Another plaintiff and member of UCWAZ in the lawsuit is Richard Newhauser, a professor at Arizona State University. He faces an increased risk of being severely ill should he contract COVID-19 due to a medical condition and being over 70 years old.

“I am not only worried about my own health and safety. I have close friends, good colleagues, and graduate students with whom I work closely,” Newhauser said in the motion for preliminary injunction. “None of them should be faced with the prospect of working in a riskier environment due to the unconstitutional law that was included as part of a budget reconciliation bill. Nor should my colleagues, co-workers, and friends be faced with the prospect of bringing infection home to their spouses, children, or aged parents.” 

Campus life now and potential outcomes

Currently, many campus locations at the University of Arizona do not mandate face coverings. 

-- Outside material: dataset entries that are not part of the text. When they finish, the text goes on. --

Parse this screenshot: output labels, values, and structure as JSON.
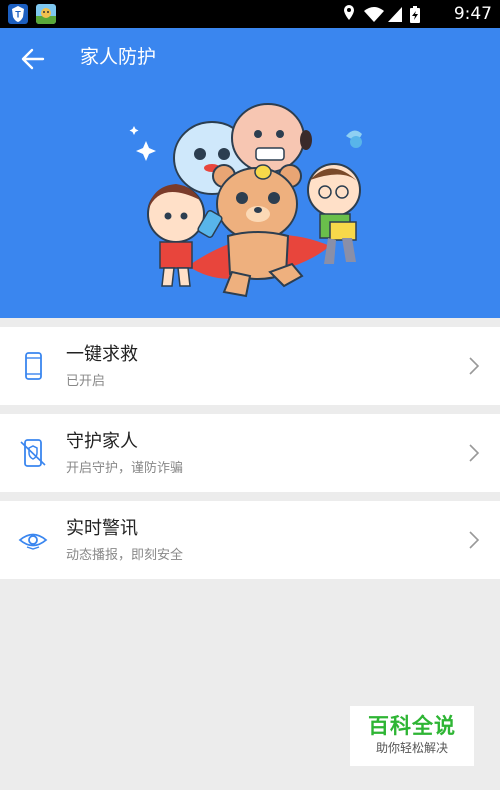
{
  "status_bar": {
    "time": "9:47",
    "icons": [
      "shield-app-icon",
      "game-app-icon",
      "location-icon",
      "wifi-icon",
      "signal-icon",
      "battery-icon"
    ]
  },
  "header": {
    "title": "家人防护",
    "background": "#3a86ef"
  },
  "items": [
    {
      "title": "一键求救",
      "subtitle": "已开启",
      "icon": "phone-icon"
    },
    {
      "title": "守护家人",
      "subtitle": "开启守护，谨防诈骗",
      "icon": "shield-phone-icon"
    },
    {
      "title": "实时警讯",
      "subtitle": "动态播报，即刻安全",
      "icon": "eye-icon"
    }
  ],
  "watermark": {
    "title": "百科全说",
    "subtitle": "助你轻松解决"
  }
}
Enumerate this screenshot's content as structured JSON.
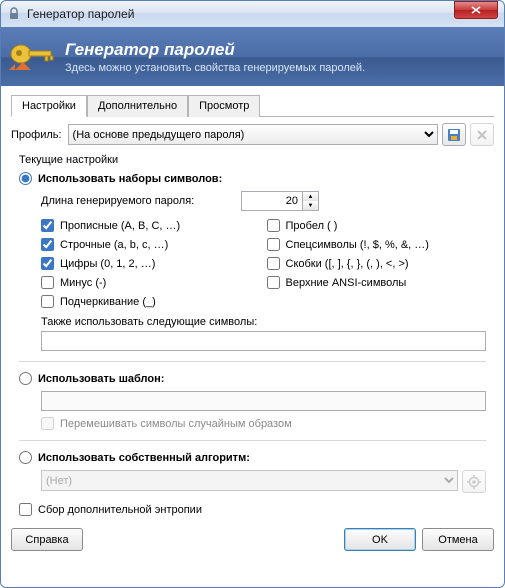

Kyle Kline, administrative vice president of ASUA, said that though the UA campus has been strong about the promotion of mask wearing, there has been a “lot of confusion” on campus due to the bills passed. 

“When you have lawmakers going back and forth on the efficacy of masks, it really puts into question what people should be following,” Kline said.

Geethika Ameneni is a co-director of the Student Health Advocacy Committee on campus. She said that she hopes that the injunction will pass and overturn the prohibition on mask mandates.

“We’ve already seen in elementary schools, middle schools and high schools where they don’t require masks, like our university has been doing, and cases have skyrocketed,” Ameneni said. “It’s such a scary thing to think what will happen in such a densely-packed campus like the [UA].”

*Editor's Note: This story was published on Sept. 16, 2021, but was updated on Sept. 17, 2021 because Laurie Stoff was misidentified as a plaintiff in the lawsuit. She only represented UCWAZ in a declaration supporting the lawsuit.